"Tarian Pacu Jalur" dari Riau, "Tarian Lomba Bidar" dari Sum-Sel
Jendelakita.my.id. - Entah suatu kebetulan atau memang ada historisnya, terdapat kesamaan momen dan pola tari antara Tari Pacu Jalur dari Riau dengan Tari Lomba Bidar dari Sumatera Selatan. Hal ini mungkin menjadi tugas seorang akademisi untuk melakukan penelitian lebih mendalam terhadap kedua jenis tari tersebut. Secara faktual, kedua tarian ini telah lama mentradisi di kalangan masyarakat hukum adat (suatu komunitas). Biasanya, acara-acara seperti itu dilaksanakan pada momen istimewa, misalnya perayaan ulang tahun kemerdekaan Indonesia.
Namun, tahun ini terdapat keistimewaan dari Tari Pacu Jalur, di mana tarian tersebut ditampilkan di Istana Negara Jakarta pada momen hari ulang tahun kemerdekaan ke-80, usai upacara kenegaraan. Tarian Pacu Jalur itu dikomandoi oleh seorang remaja bernama Rayyan Akhan Dikha (Rayyan Aura Farming). Tarian ini bahkan sempat viral di media sosial sebelum peringatan HUT RI ke-80 dan akhirnya mendunia.

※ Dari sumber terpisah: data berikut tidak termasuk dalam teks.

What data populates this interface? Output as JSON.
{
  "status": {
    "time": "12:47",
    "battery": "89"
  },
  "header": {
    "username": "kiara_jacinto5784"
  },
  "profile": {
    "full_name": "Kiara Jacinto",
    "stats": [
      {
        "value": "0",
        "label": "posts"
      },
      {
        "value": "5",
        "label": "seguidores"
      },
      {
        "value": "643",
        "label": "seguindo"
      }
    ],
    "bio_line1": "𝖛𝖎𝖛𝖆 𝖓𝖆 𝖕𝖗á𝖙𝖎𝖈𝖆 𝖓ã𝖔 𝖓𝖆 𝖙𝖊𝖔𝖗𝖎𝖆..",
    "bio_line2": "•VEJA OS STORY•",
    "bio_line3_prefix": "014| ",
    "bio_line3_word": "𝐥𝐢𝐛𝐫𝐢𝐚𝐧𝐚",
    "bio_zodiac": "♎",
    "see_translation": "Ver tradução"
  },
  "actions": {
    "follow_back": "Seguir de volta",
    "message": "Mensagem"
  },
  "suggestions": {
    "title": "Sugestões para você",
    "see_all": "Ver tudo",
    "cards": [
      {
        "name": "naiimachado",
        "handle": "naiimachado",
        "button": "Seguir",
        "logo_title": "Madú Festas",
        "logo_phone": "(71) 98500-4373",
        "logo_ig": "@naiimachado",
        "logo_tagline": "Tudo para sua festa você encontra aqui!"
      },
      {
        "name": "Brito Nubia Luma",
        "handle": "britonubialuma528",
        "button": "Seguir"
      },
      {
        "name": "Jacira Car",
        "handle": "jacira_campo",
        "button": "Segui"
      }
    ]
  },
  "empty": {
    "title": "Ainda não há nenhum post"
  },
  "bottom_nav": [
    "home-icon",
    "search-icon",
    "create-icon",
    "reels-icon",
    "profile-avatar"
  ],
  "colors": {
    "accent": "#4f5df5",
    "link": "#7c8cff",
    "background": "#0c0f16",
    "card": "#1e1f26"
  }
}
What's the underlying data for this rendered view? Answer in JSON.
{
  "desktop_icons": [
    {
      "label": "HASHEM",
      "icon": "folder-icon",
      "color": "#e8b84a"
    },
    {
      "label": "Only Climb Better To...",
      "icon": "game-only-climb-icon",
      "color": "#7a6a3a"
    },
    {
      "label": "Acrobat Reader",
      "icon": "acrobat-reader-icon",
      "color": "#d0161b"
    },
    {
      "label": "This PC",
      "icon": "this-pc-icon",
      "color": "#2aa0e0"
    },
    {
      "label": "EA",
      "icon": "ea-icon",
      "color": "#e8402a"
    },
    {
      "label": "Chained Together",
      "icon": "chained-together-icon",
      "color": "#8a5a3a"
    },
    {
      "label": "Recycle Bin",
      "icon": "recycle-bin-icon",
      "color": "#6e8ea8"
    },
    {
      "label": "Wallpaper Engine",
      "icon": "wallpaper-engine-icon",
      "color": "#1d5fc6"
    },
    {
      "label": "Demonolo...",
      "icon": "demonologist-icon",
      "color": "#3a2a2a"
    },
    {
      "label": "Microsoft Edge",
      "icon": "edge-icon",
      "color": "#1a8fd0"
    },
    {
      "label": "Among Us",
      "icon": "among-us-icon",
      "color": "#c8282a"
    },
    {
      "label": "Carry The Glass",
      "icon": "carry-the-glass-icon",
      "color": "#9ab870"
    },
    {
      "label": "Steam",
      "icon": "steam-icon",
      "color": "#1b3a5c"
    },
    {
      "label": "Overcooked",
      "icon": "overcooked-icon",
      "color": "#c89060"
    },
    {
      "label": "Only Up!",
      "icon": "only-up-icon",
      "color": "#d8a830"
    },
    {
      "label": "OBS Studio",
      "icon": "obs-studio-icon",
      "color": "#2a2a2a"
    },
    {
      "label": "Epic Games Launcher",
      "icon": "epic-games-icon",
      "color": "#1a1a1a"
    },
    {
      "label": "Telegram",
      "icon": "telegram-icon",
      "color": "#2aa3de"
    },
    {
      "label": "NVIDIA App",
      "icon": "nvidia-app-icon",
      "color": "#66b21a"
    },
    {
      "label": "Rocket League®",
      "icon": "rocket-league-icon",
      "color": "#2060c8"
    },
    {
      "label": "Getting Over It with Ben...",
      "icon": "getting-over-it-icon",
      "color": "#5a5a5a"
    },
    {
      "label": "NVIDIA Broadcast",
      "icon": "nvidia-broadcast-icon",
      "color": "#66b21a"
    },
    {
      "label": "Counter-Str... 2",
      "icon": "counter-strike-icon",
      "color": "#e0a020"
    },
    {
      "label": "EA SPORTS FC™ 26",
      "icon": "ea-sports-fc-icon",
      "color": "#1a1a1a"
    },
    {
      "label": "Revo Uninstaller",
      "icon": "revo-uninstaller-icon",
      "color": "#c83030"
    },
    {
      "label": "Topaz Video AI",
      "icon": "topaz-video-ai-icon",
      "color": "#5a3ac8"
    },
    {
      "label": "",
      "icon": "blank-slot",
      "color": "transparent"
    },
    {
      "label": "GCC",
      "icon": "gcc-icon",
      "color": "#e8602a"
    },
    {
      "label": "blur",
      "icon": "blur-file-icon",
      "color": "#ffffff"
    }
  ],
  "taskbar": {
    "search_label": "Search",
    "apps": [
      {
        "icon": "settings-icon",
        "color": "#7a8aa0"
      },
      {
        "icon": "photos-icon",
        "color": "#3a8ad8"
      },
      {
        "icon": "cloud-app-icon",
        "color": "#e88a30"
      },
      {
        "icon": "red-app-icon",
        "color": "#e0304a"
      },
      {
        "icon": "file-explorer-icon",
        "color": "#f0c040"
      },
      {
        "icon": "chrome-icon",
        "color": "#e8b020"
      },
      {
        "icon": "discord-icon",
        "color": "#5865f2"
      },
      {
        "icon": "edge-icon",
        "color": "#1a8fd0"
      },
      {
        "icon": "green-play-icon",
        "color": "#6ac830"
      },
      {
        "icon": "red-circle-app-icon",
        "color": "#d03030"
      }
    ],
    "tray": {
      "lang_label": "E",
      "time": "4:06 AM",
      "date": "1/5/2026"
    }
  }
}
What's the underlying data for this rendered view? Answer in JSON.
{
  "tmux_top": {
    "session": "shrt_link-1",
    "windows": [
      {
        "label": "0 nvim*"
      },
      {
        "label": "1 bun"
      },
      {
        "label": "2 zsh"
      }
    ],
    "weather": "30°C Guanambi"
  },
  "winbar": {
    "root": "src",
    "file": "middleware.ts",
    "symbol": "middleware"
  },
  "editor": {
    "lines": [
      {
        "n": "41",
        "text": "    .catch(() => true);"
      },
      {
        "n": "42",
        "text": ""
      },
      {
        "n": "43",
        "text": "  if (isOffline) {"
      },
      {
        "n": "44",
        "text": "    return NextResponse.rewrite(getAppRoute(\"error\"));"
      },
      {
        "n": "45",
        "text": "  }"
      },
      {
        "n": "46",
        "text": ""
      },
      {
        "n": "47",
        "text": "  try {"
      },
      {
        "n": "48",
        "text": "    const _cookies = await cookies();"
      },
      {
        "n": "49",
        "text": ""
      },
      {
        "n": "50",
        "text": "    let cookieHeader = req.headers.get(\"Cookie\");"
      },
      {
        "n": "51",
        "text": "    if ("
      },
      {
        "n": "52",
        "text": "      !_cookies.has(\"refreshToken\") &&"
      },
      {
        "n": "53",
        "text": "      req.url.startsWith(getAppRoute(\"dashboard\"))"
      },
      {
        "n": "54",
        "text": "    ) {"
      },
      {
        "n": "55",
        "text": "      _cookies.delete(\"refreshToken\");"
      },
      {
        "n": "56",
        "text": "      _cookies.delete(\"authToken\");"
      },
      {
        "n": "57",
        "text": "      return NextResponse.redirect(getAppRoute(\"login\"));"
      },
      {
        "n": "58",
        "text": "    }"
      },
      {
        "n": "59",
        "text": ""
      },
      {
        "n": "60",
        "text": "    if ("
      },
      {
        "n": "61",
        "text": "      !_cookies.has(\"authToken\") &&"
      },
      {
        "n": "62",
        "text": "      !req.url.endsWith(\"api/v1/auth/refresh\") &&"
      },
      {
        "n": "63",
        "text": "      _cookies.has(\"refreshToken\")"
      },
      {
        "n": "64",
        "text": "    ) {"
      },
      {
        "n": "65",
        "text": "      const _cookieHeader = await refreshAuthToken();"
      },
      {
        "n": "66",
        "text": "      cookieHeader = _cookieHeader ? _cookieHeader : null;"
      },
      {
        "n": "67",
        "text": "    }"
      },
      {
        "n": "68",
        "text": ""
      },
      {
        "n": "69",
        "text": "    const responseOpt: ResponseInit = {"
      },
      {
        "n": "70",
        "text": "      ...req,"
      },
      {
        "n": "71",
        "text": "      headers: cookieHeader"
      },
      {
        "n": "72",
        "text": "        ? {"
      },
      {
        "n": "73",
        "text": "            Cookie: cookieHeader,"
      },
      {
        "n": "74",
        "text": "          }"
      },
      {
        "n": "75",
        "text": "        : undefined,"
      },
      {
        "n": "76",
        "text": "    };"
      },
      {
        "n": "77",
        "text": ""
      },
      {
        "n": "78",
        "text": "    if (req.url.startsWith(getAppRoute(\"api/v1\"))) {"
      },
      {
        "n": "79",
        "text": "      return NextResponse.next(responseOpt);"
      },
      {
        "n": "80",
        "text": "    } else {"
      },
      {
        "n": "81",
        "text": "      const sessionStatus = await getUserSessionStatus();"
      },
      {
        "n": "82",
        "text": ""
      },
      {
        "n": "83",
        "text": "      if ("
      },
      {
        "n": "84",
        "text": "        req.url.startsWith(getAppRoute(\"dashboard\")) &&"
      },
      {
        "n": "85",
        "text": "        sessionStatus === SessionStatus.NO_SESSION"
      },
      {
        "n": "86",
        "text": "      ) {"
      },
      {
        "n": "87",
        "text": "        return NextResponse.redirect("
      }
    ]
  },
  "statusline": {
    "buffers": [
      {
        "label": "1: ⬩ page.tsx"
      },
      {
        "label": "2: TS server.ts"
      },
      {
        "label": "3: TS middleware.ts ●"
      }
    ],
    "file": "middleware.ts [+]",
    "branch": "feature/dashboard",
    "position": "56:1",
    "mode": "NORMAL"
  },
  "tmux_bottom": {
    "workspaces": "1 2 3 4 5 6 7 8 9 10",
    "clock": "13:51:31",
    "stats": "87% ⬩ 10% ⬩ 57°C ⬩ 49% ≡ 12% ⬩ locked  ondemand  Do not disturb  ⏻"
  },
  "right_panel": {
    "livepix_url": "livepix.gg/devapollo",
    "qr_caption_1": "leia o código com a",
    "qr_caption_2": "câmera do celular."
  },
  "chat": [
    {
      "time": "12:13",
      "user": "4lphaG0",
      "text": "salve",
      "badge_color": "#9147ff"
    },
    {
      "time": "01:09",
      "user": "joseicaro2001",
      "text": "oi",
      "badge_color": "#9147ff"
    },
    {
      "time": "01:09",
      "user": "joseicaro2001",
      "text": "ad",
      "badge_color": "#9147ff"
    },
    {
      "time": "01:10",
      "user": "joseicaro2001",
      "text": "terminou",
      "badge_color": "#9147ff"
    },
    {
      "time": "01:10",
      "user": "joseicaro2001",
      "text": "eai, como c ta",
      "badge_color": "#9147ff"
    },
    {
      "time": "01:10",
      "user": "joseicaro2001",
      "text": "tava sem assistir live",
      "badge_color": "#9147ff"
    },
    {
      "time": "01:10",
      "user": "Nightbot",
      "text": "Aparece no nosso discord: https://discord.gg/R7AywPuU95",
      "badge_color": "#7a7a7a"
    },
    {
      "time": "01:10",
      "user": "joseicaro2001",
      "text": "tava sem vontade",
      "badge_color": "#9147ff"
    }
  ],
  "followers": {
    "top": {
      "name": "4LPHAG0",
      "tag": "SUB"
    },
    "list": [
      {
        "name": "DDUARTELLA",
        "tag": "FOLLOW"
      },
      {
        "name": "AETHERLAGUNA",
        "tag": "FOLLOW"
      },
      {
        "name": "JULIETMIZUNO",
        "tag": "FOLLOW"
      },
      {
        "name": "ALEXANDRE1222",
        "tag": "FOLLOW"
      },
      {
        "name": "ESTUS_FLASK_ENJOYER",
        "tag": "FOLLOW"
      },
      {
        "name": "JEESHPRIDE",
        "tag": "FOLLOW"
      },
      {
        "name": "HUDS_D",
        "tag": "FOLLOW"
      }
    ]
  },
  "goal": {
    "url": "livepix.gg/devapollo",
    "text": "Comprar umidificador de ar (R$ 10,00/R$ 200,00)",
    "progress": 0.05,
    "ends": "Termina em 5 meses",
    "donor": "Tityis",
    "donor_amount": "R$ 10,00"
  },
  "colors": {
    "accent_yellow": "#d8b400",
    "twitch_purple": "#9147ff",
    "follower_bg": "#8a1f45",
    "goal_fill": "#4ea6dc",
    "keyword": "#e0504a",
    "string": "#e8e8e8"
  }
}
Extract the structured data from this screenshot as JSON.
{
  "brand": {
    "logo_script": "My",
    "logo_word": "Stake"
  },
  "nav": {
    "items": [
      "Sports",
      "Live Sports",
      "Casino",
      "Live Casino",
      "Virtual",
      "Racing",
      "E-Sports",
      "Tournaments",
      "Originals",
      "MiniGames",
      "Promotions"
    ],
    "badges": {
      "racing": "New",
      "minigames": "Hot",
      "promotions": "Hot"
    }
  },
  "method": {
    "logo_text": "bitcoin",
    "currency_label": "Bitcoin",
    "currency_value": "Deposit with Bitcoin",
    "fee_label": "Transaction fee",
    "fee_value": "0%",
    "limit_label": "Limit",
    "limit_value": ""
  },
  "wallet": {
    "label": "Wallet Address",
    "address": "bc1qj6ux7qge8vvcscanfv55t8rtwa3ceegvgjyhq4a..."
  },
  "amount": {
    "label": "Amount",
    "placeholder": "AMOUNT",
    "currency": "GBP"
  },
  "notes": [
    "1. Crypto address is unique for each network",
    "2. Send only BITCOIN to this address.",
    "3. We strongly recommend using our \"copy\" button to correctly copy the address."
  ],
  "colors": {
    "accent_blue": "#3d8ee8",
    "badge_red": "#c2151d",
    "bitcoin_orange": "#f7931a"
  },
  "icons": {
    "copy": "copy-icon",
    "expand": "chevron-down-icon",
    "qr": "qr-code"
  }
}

Kembali pada fokus pertanyaan di atas, apakah Tari Pacu Jalur dari Riau memiliki sejarah dengan Tari Lomba Bidar dari Sumatera Selatan? Jika diperhatikan, kedua tarian itu memang memiliki beberapa kesamaan. Pertama, posisi penari selalu ada yang berada di depan, bahkan tidak menutup kemungkinan ada pula yang berdiri di tengah. Kedua, pola tarian secara tradisional menekankan gerakan tangan yang intinya memberi semangat untuk maju cepat (meluncur cepat dari perahu panjang) kepada para pendayung yang jumlahnya banyak. Hal ini menunjukkan bahwa momen tarian selalu terkait dengan semangat kelompok untuk mencapai garis akhir. Ketiga, secara faktual dapat dilihat adanya kesamaan visual dan simbolik di antara keduanya.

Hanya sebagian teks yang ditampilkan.